Corporate Crime? DOJ Says Not on My Dime.

In the keynote speech at the American Bar Association's National Institute on White Collar Crime in late October, Deputy Attorney General Lisa O. Monaco announced significant steps the Department of Justice (DOJ) will take in tackling corporate wrongdoing. In particular, Monaco announced changes in three areas: (i) requiring corporations to provide the DOJ with information on all individuals involved in the wrongdoing to qualify for cooperation credit; (ii) reviewing all of a company's past criminal and related records in charging decisions; and (iii) clarifying that corporate monitors may well be an appropriate part of resolving cases. These changes will have significant impacts on investigations involving healthcare organizations and providers, as discussed below.

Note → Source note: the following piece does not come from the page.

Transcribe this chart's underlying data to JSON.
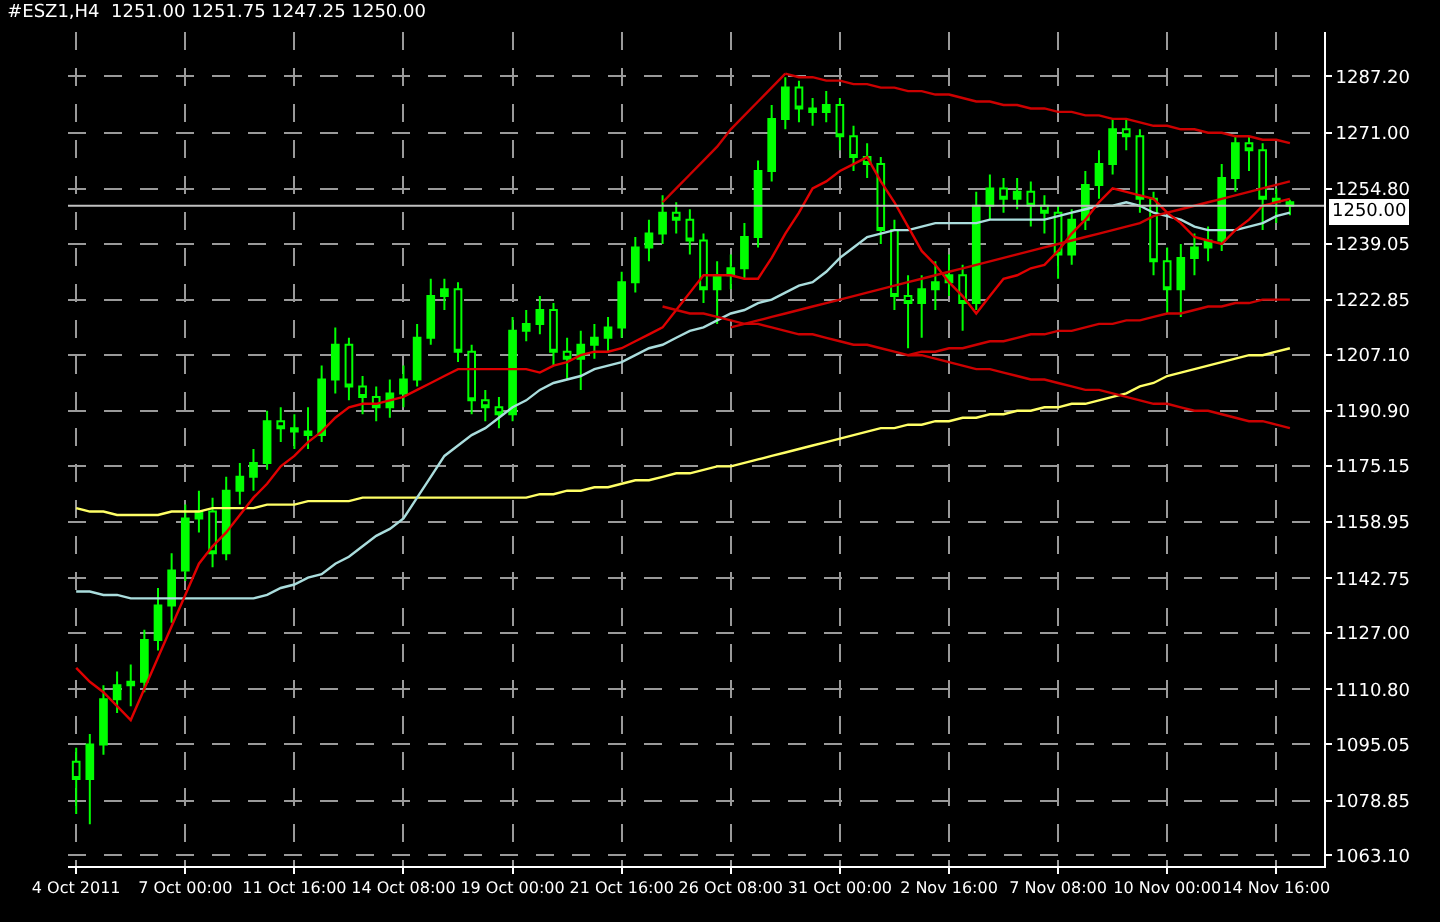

Monaco focused first on individual accountability. She directed the DOJ to restore guidance, first issued during the Obama administration, "making clear that to be eligible for any cooperation credit, companies must provide the department with all non-privileged information about individuals involved in or responsible for the misconduct at issue." Monaco then underscored this: "[A] company must identify all individuals involved in the misconduct, regardless of their position, status or seniority." In so doing, Monaco announced a return to the standards on individual accountability previously articulated by then-Deputy Attorney General Sally Yates, before the standards were modified during the Trump administration.

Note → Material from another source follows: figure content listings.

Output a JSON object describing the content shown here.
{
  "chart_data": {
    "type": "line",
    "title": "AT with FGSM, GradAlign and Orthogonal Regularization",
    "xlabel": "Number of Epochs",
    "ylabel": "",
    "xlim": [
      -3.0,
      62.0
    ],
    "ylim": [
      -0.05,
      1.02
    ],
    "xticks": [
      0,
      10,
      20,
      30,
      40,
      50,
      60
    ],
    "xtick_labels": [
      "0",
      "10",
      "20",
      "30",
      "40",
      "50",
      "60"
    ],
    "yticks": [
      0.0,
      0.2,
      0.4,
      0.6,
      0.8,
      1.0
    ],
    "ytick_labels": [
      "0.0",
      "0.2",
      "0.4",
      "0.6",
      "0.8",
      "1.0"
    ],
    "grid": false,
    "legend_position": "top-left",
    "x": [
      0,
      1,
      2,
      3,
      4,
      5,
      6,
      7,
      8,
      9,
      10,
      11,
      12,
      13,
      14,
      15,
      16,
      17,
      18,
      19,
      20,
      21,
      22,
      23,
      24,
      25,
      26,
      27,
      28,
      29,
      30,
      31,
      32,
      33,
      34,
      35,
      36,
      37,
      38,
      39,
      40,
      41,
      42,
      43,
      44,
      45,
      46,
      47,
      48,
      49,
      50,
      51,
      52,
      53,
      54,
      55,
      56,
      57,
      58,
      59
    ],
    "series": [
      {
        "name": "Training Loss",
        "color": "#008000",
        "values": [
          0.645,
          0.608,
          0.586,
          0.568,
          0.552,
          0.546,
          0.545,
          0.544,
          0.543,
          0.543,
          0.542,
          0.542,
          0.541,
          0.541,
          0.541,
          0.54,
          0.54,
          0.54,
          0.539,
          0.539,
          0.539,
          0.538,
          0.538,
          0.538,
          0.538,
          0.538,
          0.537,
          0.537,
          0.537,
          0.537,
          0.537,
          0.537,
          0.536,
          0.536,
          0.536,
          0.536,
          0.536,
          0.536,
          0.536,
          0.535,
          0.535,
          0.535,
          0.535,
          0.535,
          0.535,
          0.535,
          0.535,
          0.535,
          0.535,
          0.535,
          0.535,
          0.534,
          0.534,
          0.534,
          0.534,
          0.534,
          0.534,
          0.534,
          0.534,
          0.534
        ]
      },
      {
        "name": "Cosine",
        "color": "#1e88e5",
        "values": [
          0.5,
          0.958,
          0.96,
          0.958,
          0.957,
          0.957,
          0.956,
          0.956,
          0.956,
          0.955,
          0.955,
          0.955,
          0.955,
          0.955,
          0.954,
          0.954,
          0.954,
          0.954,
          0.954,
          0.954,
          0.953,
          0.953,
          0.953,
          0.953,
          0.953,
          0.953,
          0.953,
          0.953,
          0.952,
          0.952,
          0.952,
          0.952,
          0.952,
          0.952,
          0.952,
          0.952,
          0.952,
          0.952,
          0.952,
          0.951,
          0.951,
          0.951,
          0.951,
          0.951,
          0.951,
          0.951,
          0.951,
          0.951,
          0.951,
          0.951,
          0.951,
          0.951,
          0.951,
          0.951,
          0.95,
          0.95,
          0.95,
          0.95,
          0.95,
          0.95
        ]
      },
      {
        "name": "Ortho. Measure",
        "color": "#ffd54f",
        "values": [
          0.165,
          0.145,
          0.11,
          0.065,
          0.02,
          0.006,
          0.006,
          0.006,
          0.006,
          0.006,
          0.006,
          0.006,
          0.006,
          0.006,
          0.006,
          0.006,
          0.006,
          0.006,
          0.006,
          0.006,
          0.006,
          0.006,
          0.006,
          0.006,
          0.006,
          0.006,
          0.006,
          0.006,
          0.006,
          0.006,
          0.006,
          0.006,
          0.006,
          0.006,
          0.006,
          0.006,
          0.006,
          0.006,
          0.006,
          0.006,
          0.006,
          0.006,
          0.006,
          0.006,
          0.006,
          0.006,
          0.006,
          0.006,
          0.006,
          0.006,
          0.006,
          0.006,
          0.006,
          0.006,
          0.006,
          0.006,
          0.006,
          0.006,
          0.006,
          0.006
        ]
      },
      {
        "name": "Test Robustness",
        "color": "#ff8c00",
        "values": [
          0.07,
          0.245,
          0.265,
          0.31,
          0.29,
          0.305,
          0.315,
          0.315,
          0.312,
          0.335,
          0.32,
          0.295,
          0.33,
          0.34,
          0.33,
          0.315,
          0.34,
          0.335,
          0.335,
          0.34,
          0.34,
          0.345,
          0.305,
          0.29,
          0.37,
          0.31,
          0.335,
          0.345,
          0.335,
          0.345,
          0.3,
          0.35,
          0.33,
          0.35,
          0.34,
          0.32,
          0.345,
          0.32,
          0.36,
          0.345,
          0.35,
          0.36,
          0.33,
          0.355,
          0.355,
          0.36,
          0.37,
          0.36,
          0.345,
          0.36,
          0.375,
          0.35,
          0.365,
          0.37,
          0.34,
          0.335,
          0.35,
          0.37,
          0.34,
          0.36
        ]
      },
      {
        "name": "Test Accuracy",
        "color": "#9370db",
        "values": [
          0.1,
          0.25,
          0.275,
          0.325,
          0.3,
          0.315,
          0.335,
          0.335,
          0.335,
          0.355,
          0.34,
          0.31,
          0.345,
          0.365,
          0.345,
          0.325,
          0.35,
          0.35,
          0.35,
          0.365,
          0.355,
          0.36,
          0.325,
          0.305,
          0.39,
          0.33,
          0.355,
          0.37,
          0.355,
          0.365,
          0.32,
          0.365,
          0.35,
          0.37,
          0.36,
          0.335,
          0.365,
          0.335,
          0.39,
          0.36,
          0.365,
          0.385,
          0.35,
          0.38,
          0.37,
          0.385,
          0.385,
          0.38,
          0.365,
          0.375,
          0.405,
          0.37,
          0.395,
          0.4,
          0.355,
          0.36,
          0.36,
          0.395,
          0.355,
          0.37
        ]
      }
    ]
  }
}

Next, Monaco addressed how prior misconduct by a company may impact DOJ decisions on appropriate corporate resolutions. "Going forward," she explained, "prosecutors will be directed to consider the full criminal, civil and regulatory record of any company when deciding what resolution is appropriate" in resolving a criminal investigation. While previously prosecutors had focused on a more discrete subset of "similar misconduct," they will now take a much broader view, indeed starting from the premise that "all prior misconduct is potentially relevant." For healthcare entities, this will include billing issues, tax-exempt considerations such as unrelated business income, physician ownership issues under Stark, and relationships with referral entities under state and federal anti-kickback laws.

Finally, Monaco addressed the use of corporate monitors to verify that companies are living up to their obligations in deferred prosecution or nonprosecution agreements, under which the government defers or abstains from prosecution assuming the company fulfills various conditions and obligations. "In recent years," Monaco explained, "some have suggested that monitors would be the exception and not the rule." She disagreed, rescinding any prior DOJ guidance that suggested that monitorships are disfavored. The takeaway for healthcare entities: One trade-off for the benefits of a deferred or nonprosecution agreement will likely be the acceptance of a monitor.

The tough stance reflected in the DOJ's new guidance will plainly impact companies already under investigation and seeking resolutions with the DOJ. But it also represents a shot across the bow for many others. Monaco herself may have put it best: Companies need to review their compliance programs now so they monitor for and remediate misconduct, "or else it's going to cost them down the line." This is a bold warning for healthcare organizations, which should review their corporate compliance programs and make sure their boards are appropriately educated on the DOJ's current positions, particularly its focus on individual culpability and an organization's past misconduct.